Cairo is witnessing an unexpected propagation of Coptic Zaballeen women towards a vow of religious servitude within convents; a negotiated window of control through religion. The Zaballeen are descendants of second-wave Coptic farmer migrations from Upper Egypt. They have since been established as Cairo’s informal garbage recycling economy and inhabit the enclave of Manshiet Nasser, an informal settlement at the cliffs of the Mokattam mountains.

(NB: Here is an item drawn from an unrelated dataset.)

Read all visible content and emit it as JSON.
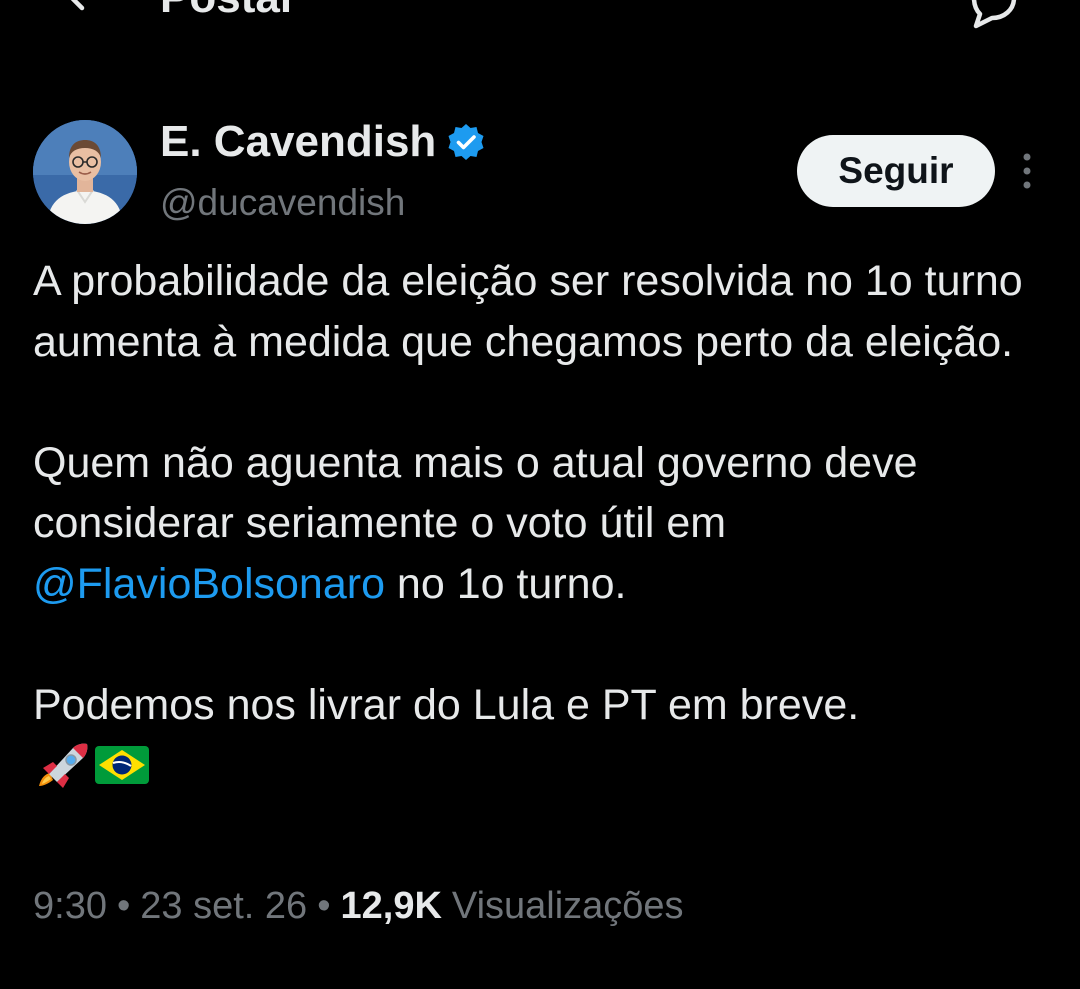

Women are freely mobilising in and out of convents in a manner that suggests an adaptability of religious institutions at a time when Copts face persecution.This gives rise to a re-considered conventual typology which reflects the prevalent ‘openness’ with which they function due to the re-evaluation of ecclesiastical structures vis-à-vis the needs of women.

Inner city convents present an intriguing play on architectural optics of power through elevated veiled bridges that conceal nuns from the urban street below while, paradoxically, ascertaining their permanent presence over the sights of the city. The architecture becomes depictive of the duality in the female body as it rests forged as an anchor between the sacred and the profane.

How can convents, which could be argued to be an architectural manifestation of patriarchy’s posited image of an enclosed female virginity, evoking a space defended, sealed and sanctioned, evolve to accommodate for the increasingly amorphous spatial barriers between the secular and the religious?

Tutor comments:

This project has emerged out of an extensive research period in which the student was able to assemble an extensive body of site information. This material gives the project an exceptional depth and grounds it within highly complex context of contemporary Cairo - its political social and religious layers. The student’s own photographs and interviews demonstrate a nuanced understanding of the conditions that have emerged over the past decade, and the project that has resulted, anticipates the shifting social dynamic of this unique Cairene neighbourhood. All this has been brought together with exceptional skill to produce a project that is both sensitive to its context and inventive architecturally. Furthermore the student’s representational techniques extend the language of architectural drawing by learning form on-site analysis and making deeper references to the power of existing mythologies and rituals, the dominance of the physical topography and the deep history of the site.